I'd always heard a lot of good things about Framers' Workroom up in Tenleytown, so when I finally got around to framing an 18th century print that I bought last year at a little antique print store in Paris, I figured I'd give them a try. Turned out to be instant gratification- I walked in at 3:30 pm on Saturday and walked out at 5pm with a custom-framed piece. Score!
The great thing about Framers' Workroom is that, if you so choose, there is a "DIY" component- I saved $100 in labor by putting everything together at the end after they cut the mat and glass and custom built the frame. But this isn't scary or sloppy DIY. Basically, they have a bunch of large workstations set up with all of the tools you need, and the framer walks you through every step of the process (who am I kidding, I think she actually did most of it while I just got in the way!). Here's a little step by step.
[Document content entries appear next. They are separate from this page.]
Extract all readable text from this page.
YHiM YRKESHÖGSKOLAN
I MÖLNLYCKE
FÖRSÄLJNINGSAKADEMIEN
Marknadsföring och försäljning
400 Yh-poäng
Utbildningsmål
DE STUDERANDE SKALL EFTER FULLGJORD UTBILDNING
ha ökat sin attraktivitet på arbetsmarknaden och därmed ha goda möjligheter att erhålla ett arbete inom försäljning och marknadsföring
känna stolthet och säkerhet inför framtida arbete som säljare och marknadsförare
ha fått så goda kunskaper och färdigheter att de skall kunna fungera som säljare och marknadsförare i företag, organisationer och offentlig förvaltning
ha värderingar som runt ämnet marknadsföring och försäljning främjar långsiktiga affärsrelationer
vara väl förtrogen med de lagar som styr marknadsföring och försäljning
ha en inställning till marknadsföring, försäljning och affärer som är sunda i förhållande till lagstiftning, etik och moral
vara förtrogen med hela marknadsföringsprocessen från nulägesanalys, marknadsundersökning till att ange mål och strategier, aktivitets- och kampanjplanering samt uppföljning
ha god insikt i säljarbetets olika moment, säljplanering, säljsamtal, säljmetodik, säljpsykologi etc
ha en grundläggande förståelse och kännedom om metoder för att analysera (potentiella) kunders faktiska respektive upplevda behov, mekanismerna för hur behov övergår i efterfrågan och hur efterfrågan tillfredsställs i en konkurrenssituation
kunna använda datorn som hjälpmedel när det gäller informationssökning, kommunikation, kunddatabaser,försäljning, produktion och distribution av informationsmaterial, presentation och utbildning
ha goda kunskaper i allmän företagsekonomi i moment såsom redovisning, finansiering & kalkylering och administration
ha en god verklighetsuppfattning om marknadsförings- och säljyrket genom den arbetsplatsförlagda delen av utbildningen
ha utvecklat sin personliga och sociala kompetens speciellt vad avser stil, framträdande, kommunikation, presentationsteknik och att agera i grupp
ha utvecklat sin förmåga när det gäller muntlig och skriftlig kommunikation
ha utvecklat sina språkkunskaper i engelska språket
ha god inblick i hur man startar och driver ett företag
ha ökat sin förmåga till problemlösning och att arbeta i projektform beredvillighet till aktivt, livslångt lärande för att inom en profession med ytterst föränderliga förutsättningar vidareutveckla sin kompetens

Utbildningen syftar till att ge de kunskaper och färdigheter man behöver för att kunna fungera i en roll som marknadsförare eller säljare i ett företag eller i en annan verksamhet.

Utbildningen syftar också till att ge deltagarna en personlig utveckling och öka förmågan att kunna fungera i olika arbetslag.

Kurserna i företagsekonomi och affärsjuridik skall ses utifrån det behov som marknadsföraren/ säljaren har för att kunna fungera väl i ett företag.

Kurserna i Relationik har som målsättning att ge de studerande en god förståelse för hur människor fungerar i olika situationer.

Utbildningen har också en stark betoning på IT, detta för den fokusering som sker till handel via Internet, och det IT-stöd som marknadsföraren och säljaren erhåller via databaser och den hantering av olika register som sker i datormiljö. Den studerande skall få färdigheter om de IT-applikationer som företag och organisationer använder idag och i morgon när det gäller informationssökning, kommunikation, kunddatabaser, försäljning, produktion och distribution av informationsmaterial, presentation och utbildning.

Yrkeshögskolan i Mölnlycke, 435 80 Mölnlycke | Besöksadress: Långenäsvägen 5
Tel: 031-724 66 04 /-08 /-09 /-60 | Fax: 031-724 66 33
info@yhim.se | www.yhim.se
Once Framers' Workroom brought out my mat, frame, and glass, I centered and positioned my artwork on the backing. Since my print was an antique and we didn't want to damage it, we slid the corners of the print into clear sticky tabs that secured to the back. So nothing is actually sticky on the print.
We flipped the mat back over and things were looking very promising! I had actually selected a variation of a french mat where they inset the lighter color mat into the darker one. It's a detail that makes a huge difference, and it was only a few extra dollars.
Next I cleaned the glass and positioned it on top of the mat. Then we flipped the whole thing over and placed it into the frame. Finally, I used a handy staple-gun type contraption that puts tabs into the frame to hold the picture in place.
Next, around the edge of the frame, I applied a thin layer of tape that then peels off to create a sticky surface. Then we placed a large sheet of brown paper over the back, sealed it against the sticky edges, and cut it to size with a razor blade. Sounds complicated, but actually super easy.
Then it was just a matter of screwing in the "eyes" on the edge of the frame, and stringing the wire on. Again, they were with me every step of the way here. They packaged it up and off I went.
When I got home, I was thrilled to unwrap the finished result.
I had gone round and round over what kind of frame to choose, and chose a nice weathered silver that I think compliments the black and white print quite well.
I hung it on my entry wall (and of course it is so hard to take pictures of art due to the glare of the glass). I might not be going back to Paris this summer (boo), but at least I will remember it every time I see this!
I'd recommend paying a visit to Framers' Workroom - it's actually a lot of fun to get involved in the process! If you're not looking for a custom made frame, they have quite a few pre-made frames in a variety of sizes that are a HUGE step up from what you'd find pre-made at a big box store. Now, what can I frame next?